## Generating the Data
For the sake of simplicity, we'll assume the time between each activity are uniformly distributed between 0 and 19 days. And the type of activity will always be either 'sign-up', 'sign-in', or 'purchase'. The sign-in must be after an initial sign-up.
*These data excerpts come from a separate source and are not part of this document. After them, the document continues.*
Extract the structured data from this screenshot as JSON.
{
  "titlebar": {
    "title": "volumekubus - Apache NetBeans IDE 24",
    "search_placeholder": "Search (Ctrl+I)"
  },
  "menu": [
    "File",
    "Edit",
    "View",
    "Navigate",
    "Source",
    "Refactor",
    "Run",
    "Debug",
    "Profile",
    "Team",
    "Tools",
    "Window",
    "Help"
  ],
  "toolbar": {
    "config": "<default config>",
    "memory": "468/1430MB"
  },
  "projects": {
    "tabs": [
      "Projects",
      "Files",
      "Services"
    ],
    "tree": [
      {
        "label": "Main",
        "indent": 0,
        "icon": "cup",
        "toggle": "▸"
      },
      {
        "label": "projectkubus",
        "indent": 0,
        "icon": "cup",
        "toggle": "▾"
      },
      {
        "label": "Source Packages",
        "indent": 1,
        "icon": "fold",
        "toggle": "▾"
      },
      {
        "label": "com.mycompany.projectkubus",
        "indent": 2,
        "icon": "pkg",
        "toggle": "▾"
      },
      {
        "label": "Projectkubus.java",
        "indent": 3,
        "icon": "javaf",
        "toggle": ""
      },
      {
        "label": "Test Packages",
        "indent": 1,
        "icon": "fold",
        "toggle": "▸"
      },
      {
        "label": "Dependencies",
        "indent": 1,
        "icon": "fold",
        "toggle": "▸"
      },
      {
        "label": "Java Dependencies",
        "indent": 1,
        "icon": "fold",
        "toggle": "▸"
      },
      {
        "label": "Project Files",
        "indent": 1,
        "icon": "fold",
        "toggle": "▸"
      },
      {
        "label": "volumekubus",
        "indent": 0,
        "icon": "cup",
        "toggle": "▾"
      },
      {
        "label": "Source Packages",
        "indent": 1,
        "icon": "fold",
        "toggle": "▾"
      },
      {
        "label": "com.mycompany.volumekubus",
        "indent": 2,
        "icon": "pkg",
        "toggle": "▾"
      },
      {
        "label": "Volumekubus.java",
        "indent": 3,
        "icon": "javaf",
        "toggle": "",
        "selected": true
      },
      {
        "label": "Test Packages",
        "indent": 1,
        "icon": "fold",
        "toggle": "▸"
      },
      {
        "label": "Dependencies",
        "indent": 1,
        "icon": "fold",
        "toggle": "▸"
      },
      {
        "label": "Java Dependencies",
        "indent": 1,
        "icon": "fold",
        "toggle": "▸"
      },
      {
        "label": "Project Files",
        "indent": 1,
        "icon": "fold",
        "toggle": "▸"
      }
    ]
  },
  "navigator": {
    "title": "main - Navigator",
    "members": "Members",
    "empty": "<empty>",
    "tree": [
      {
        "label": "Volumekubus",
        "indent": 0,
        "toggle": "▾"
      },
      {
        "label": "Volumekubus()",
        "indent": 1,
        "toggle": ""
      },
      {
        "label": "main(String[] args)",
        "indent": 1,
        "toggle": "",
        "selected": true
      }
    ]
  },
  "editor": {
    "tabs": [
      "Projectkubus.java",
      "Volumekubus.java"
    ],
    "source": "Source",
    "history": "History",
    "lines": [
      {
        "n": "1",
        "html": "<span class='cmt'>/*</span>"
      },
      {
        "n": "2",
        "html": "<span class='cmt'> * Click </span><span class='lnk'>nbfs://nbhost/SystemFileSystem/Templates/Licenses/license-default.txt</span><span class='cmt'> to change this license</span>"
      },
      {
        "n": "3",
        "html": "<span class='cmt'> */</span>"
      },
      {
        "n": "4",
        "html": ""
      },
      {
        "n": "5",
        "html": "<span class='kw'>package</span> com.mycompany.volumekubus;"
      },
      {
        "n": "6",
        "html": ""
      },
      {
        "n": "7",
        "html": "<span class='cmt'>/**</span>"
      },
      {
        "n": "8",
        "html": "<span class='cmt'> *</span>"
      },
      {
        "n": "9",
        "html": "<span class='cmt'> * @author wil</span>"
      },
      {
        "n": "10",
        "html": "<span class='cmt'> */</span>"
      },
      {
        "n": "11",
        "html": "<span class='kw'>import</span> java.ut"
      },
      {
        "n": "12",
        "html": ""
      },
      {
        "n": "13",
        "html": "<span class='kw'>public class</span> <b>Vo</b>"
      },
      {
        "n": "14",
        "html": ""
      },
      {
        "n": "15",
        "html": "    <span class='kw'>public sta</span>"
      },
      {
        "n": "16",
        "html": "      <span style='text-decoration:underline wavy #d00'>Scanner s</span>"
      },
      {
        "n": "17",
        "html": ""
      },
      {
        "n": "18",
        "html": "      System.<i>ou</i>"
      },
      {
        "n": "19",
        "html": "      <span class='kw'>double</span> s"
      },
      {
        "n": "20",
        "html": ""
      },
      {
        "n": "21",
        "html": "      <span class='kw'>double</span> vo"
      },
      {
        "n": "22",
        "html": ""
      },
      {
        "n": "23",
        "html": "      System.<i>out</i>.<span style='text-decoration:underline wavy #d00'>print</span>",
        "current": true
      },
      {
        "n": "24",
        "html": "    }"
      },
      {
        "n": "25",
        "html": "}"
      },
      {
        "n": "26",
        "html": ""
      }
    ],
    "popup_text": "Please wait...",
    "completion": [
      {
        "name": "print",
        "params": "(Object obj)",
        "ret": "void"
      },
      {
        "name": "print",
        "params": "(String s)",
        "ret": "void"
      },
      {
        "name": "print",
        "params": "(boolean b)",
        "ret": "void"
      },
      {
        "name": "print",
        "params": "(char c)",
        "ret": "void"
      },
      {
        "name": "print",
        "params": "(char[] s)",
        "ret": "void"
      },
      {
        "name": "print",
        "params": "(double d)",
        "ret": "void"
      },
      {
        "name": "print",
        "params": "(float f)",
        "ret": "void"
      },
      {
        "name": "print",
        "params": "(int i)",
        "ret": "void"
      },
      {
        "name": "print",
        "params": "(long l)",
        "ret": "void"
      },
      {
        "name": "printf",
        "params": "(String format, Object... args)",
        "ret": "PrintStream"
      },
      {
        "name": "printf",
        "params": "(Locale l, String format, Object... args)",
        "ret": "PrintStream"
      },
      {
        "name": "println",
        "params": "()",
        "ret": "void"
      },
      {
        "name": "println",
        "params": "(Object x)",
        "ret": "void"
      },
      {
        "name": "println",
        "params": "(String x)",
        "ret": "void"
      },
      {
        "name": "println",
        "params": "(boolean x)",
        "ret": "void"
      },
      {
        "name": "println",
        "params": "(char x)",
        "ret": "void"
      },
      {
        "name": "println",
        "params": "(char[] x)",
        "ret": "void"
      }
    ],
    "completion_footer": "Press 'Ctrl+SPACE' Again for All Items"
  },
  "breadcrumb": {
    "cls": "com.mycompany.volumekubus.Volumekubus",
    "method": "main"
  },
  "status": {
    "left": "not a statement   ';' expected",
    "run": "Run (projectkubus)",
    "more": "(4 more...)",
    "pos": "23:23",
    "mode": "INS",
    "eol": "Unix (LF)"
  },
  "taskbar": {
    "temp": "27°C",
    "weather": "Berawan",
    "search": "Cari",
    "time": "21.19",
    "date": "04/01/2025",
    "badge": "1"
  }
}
And the purchase will be following a sign-in.

Assume that we have 10k users for efficiency, though we think 10 million would be more realistic.

In [1]:
import numpy as np
from datetime import date, timedelta

In [2]:
#%%timeit -r 1

total_user = 10000
tensor = np.ndarray(shape=(total_user, 365, 3), dtype=bool)

# dim1 = userID (fixed)
# dim2 = activityDate (max 365)
# dim3 = activityType (max 3)

for user_id in range(total_user):
    num_activities = np.random.choice(100)
    signed_up = False
    for activity_date in np.sort(np.random.choice(365, size=num_activities, replace=False)):
        if signed_up:
            activity_type = np.random.choice([1, 2])
            tensor[user_id][activity_date][activity_type] = True
        else:
            tensor[user_id][activity_date][0] = True
            signed_up = True

2.77 s ± 0 ns per loop (mean ± std. dev. of 1 run, 1 loop each)

## Prognosis

The data generated mostly have a sign-up date closer to the beginning of the year.\
But we would let that go for the sake of simplicity.

## Cleaning the Data

Now, let's convert the ndarray into a DataFrame-like table.

In [3]:
#%%timeit -r 1
table = []
for user_id in range(len(tensor)):
    for activity_date in range(len(tensor[user_id])):
        for activity_type in range(len(tensor[user_id][activity_date])):
            if tensor[user_id][activity_date][activity_type] == True:
                row = [user_id, date(2017, 1, 1) + timedelta(activity_date), activity_type]
                table.append(row)

14 s ± 0 ns per loop (mean ± std. dev. of 1 run, 1 loop each)

In [4]:
import pandas as pd

In [25]:
df = pd.DataFrame(table, columns=['user_id', 'date', 'activity_type'])
df = df.sort_values('date')
df = df.reset_index()
df.head(10)

In [None]:
df.to_csv("data.csv")